Ghostbusters was known to be adapted terribly in most of their games and I was lucky to have played the only good one as a kid. It was a 2D shooter platformer with some RPG elements and it was both scary and quirky, as well as funny in its own way. What I loved the most about it is that it had a metroidvania style to it where stages were nonlinear and you get to play as three of the original 4 ghostbusters – I am not sure why Winston was absent from the game. Each character had different speed and health and it depended on the player’s style preference. There is an item shop as well as a weapon shop and you get to collect cash for every job you do of taking care of ghosts at residential buildings.
Whether it was a tablecoth that harmlessly covered my player for a few seconds or a gel that jumps on your character, Ghostbusters had an odd variety of enemies and level designs that I liked exploring.
As someone who was still getting introduced to gaming at the time, I was hooked on this game for a good while, since there are a lot of levels to choose from with only 3 lives and one continue prompt. I enjoyed my trial and error experience, not to mention building upon my character by finishing jobs, as well as appreciating the both creepy environments and funny sound effects. I remember the most memorable thing about it was how funny the jumping sound effect was. Controls were smooth and if you had played a lot of games back in the day, you know how essential it is for good controls when it comes to well-timed jumps and easy-aiming with your gun, where you could aim in all eight directions around your character.

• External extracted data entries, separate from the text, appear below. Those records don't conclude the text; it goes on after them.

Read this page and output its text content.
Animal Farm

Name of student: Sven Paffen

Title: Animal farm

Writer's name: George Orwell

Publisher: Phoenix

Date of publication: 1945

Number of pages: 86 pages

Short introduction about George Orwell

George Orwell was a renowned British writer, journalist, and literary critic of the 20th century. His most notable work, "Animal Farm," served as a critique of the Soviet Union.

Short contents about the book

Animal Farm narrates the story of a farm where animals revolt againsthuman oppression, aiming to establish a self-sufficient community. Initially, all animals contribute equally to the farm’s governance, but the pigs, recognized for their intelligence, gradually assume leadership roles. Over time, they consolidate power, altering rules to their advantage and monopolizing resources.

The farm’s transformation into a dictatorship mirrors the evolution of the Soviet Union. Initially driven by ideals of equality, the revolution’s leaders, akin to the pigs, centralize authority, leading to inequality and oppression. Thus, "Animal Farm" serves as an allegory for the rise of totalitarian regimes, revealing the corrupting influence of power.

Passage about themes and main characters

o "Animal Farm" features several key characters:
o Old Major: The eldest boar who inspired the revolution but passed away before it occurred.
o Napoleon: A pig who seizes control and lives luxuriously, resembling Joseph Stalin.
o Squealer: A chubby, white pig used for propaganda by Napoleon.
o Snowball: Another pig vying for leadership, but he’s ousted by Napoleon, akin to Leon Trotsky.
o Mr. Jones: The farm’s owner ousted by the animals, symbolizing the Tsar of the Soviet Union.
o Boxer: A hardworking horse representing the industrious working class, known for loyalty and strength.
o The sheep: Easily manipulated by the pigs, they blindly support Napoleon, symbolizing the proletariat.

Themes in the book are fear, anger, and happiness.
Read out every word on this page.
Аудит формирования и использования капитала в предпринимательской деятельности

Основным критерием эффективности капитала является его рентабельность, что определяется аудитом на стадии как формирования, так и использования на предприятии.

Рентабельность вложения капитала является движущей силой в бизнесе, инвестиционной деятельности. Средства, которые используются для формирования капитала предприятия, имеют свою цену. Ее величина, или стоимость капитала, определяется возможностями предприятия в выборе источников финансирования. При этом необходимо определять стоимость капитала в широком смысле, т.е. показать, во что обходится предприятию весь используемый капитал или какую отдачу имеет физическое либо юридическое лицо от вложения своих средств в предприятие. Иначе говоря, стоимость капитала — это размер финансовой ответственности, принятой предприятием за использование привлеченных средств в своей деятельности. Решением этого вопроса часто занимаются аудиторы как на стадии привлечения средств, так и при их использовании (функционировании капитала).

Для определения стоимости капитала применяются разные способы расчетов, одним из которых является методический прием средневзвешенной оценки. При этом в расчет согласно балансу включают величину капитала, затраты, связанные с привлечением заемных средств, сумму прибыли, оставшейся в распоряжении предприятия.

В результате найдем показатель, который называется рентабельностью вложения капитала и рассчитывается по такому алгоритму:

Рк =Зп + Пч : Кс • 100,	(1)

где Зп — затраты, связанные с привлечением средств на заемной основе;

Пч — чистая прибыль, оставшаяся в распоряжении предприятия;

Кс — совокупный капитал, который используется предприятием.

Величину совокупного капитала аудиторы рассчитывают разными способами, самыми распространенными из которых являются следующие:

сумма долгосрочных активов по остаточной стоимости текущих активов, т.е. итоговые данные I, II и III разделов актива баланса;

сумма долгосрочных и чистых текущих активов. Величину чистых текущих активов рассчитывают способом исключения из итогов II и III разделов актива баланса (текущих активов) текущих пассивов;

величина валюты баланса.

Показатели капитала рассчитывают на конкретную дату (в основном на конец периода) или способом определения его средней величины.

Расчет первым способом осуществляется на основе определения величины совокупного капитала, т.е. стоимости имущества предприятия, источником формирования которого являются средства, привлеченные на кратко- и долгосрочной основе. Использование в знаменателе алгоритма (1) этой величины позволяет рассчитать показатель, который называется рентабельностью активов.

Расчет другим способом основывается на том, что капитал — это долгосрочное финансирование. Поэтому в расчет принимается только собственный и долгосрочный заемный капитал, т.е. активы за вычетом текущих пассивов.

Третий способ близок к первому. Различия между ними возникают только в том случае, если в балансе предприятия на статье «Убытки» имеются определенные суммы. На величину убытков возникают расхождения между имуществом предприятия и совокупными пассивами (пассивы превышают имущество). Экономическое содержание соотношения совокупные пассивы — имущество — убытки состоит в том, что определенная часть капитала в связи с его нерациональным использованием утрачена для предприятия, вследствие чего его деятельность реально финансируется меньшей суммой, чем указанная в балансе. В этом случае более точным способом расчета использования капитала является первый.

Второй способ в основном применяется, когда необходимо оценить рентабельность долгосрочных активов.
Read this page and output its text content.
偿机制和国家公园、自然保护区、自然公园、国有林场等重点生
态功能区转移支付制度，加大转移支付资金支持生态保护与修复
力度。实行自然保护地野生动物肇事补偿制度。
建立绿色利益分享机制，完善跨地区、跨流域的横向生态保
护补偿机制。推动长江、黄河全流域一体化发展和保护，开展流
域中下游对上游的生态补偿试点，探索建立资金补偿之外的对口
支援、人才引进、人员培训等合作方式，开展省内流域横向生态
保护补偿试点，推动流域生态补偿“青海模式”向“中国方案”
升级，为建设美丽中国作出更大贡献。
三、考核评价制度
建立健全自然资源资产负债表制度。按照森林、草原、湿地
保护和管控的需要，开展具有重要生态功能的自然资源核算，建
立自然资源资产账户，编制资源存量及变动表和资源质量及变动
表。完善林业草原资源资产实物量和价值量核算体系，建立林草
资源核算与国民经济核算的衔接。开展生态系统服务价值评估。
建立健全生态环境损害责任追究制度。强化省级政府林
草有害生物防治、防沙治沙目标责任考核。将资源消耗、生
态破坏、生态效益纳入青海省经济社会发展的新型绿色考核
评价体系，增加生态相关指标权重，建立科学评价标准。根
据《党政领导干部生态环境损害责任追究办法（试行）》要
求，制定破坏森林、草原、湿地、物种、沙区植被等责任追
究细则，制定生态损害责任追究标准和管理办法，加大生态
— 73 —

Not only were level choices non-linear and difficult, but also getting your way around the levels themselves and finding the bosses were difficult. Ranging from swimming mechanics as well as traversing ice levels and fire levels where you’d need to purchase a flashlight from the store offered a very memorable experience that I treasure till this day.
Bosses were memorable in Ghostbusters and they ranged from creepy bosses who chased you throughout the stage to odd and funny bosses that were either annoying to hit or invisible the whole time. All in all, Ghostbusters is a great retro game that I would still love to get back to with its memorable music and creepy, but often funny atmosphere. If you’re a fan of platformers or Ghostbusters in general, I would suggest giving it a try at the earliest opportunity.